Colonel Thomas Norwood
Colonel Thomas Norwood is a sixty-year-old Southern plantation owner who is also the father of Cora Lewis’s four living mulatto children. Norwood is a widower with a quick temper which he often unleashes on his personal servant, Sam, or his mistress, Cora. For the most part, Sam, Cora, and most of the other African Americans on the plantation fear Norwood. As a result, even though he is harsh, he treats them better than most plantation owners treat their African American workers. This is especially true with his mulatto children. Although he does not acknowledge his paternity, he does try to help them out by sending them to school.
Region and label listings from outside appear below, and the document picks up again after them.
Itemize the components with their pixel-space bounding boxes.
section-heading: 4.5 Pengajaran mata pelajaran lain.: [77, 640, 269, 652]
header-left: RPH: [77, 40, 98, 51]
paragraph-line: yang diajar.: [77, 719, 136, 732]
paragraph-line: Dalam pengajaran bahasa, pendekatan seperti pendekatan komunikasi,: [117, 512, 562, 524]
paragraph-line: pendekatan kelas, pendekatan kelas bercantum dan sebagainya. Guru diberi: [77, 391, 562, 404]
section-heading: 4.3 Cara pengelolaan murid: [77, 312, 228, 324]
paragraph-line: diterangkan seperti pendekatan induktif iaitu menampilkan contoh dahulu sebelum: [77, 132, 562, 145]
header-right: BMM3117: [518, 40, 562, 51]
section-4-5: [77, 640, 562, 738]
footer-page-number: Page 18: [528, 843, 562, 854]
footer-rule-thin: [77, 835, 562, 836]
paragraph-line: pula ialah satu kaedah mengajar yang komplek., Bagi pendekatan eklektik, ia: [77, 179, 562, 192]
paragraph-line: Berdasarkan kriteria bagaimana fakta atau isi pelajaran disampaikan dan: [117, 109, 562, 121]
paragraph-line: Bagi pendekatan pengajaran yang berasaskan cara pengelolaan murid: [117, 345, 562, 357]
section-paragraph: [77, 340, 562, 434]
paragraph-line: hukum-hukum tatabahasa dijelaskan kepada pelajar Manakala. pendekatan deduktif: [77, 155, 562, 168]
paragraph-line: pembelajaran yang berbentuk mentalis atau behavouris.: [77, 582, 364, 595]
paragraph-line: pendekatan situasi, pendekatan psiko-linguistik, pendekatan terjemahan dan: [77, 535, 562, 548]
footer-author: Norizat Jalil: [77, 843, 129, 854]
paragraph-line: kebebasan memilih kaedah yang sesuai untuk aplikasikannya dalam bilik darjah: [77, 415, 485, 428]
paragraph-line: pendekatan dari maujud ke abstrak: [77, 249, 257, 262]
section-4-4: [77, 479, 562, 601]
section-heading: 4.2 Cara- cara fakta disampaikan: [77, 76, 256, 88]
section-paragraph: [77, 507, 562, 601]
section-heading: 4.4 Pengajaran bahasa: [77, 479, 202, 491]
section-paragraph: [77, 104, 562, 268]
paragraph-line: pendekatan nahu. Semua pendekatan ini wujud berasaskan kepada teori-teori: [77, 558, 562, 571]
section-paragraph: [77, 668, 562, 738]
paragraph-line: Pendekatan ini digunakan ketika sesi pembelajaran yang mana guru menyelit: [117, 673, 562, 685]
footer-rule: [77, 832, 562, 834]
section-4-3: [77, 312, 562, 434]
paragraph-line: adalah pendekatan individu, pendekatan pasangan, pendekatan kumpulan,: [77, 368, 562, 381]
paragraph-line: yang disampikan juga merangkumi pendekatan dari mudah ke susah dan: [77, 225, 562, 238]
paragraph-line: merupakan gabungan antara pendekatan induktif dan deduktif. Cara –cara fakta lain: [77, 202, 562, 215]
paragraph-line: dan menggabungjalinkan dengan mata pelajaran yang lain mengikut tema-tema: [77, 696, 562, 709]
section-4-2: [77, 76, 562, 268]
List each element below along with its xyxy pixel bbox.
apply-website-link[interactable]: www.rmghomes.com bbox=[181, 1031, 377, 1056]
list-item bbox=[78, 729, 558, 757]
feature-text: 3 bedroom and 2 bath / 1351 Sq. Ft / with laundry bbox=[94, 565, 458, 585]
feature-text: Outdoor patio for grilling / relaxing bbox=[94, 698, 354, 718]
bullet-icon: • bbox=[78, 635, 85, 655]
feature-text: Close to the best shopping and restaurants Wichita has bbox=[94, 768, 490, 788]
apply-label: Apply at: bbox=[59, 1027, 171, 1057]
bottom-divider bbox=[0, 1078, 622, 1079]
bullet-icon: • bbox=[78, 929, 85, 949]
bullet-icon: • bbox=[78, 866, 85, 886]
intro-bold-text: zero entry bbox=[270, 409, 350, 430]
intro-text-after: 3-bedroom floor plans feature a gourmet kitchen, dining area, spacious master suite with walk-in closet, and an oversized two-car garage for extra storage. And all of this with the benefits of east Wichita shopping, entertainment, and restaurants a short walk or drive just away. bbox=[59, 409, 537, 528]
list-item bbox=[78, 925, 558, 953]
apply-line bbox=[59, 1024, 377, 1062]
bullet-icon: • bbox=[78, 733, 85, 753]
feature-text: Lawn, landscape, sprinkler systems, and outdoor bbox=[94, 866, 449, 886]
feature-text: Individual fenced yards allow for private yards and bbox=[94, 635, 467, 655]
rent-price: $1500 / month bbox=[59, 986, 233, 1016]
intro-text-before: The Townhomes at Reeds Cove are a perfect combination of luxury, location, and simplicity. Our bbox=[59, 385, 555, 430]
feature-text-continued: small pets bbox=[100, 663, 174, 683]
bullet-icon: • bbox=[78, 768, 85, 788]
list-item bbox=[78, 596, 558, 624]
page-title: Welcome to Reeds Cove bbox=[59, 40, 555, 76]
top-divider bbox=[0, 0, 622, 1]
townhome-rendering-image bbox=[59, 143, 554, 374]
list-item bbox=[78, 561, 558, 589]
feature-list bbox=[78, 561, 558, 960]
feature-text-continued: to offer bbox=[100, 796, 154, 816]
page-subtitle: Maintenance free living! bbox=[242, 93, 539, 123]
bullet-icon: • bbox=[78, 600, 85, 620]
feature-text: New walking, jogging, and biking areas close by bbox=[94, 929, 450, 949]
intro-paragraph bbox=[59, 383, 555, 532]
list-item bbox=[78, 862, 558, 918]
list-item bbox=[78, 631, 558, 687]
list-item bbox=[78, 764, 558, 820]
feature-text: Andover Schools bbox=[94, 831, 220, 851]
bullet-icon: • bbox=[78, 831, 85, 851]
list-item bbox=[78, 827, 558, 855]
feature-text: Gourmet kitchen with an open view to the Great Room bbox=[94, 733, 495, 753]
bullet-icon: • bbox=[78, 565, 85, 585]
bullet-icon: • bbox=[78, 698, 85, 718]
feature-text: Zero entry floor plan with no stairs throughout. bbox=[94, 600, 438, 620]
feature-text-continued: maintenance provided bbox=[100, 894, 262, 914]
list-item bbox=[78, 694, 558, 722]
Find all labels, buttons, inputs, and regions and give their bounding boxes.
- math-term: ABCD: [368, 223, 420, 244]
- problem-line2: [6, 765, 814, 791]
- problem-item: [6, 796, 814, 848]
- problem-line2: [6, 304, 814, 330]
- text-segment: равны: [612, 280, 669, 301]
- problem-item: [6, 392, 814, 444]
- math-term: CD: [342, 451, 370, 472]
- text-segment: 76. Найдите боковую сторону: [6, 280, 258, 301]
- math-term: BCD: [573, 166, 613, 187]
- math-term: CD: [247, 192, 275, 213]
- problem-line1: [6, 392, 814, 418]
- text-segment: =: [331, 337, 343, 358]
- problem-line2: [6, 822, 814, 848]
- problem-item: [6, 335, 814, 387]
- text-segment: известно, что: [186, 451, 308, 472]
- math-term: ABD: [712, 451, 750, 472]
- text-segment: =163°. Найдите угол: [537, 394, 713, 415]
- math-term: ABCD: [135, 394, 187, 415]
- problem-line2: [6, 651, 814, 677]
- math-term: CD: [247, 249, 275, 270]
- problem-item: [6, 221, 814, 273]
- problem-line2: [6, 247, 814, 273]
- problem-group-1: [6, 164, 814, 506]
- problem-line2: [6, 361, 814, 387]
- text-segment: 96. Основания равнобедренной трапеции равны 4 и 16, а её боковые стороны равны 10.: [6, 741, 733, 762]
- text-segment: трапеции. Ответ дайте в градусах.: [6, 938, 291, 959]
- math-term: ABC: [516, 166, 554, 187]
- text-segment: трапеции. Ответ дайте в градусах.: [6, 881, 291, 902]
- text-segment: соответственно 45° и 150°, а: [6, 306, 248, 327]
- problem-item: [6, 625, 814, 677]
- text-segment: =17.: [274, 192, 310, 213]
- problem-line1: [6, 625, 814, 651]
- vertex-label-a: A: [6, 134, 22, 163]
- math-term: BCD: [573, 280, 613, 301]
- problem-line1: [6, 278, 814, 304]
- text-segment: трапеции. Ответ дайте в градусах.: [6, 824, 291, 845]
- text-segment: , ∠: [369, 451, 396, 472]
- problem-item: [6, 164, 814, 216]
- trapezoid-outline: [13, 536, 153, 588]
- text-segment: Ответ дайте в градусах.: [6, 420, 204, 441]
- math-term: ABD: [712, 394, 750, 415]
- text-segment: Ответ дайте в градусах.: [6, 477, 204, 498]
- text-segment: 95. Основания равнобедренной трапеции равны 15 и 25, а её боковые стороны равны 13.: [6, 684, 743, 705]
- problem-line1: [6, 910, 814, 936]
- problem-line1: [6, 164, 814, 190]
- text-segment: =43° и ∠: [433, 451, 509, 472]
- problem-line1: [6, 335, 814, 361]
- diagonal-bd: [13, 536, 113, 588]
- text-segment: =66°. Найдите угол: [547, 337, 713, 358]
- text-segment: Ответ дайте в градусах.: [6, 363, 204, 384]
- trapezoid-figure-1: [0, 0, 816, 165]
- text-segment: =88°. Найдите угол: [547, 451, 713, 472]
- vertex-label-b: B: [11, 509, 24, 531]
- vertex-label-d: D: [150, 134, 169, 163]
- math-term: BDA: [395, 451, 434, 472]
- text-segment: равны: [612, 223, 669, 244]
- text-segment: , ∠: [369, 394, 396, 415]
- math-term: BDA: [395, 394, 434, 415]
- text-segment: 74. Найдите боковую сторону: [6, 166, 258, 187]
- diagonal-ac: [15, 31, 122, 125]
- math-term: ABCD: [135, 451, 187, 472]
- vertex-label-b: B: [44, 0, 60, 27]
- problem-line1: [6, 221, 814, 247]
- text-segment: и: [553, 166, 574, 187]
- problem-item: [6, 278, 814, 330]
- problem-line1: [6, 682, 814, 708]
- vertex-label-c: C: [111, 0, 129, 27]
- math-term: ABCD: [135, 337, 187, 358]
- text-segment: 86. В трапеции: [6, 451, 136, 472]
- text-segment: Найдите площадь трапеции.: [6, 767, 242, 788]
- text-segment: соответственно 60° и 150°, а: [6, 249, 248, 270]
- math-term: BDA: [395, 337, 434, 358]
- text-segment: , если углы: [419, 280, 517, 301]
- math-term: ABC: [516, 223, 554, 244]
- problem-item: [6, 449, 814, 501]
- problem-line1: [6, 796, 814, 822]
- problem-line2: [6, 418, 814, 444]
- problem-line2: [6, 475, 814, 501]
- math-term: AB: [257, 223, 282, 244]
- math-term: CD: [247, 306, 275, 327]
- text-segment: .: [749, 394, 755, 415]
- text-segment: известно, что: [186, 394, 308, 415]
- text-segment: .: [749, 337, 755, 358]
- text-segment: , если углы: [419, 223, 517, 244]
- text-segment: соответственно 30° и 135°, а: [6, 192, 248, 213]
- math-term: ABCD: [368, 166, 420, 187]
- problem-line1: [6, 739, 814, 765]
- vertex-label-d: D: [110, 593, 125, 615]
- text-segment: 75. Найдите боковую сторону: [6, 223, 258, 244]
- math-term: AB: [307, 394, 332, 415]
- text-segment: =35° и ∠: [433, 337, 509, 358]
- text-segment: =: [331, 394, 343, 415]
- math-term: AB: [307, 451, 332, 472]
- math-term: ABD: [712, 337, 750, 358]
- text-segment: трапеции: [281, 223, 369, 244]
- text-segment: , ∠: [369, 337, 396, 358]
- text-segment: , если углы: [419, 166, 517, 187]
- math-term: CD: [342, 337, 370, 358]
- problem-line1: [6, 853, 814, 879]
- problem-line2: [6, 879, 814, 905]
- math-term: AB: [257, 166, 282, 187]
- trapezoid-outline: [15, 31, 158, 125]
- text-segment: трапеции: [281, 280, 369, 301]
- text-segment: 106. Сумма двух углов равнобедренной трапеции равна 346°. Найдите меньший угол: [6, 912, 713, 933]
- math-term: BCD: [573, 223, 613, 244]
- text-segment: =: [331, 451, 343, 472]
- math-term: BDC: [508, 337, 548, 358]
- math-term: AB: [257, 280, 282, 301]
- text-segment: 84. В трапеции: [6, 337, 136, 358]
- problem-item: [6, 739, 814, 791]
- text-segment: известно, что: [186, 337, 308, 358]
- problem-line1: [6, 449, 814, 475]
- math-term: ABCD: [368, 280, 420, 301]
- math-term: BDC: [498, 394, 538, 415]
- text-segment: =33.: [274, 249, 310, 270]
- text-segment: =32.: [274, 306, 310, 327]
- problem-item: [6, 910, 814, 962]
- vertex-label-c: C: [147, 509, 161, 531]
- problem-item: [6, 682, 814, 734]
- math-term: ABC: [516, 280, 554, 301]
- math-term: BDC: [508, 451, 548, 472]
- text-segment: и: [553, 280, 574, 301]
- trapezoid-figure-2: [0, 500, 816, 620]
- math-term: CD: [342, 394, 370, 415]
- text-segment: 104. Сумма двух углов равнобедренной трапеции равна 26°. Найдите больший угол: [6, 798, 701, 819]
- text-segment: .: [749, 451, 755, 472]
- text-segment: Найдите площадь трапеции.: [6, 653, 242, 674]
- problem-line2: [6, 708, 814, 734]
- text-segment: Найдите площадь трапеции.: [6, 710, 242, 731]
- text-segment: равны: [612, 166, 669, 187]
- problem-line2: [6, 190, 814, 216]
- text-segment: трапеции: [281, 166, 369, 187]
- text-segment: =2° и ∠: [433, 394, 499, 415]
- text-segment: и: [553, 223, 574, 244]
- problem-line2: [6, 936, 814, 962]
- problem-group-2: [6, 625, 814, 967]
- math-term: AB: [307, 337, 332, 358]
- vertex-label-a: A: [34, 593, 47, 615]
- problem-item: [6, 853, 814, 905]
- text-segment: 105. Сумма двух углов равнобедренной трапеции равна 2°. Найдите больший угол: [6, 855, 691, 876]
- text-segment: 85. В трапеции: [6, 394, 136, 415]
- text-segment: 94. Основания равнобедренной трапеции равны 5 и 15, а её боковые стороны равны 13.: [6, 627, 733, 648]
However, when it comes to Robert, this is his undoing. An educated Robert refuses to submit to Norwood’s will, which angers Norwood. When Norwood finds out from his friend, Fred Higgins, that Robert has been causing trouble in town, including naming Norwood as his father, Norwood is irate. He is also concerned about his reputation since Cora has been his only lover since his wife’s death—a relationship that is frowned upon in the Southern white society in which he lives. Norwood insists on speaking with Robert. The conversation does not go well, and Norwood eventually pulls a gun on Robert. However, Robert disarms Norwood and chokes him to death.
Sam
Sam is Colonel Norwood’s personal servant, who believes in going with the status quo. In the beginning, Sam is one of the ones who notes Robert’s brash behavior, and worries about the effect that Robert’s actions will have on his own life. However, at the end, Sam gets over his fear and realizes that with Norwood dead, Sam is free to leave the plantation.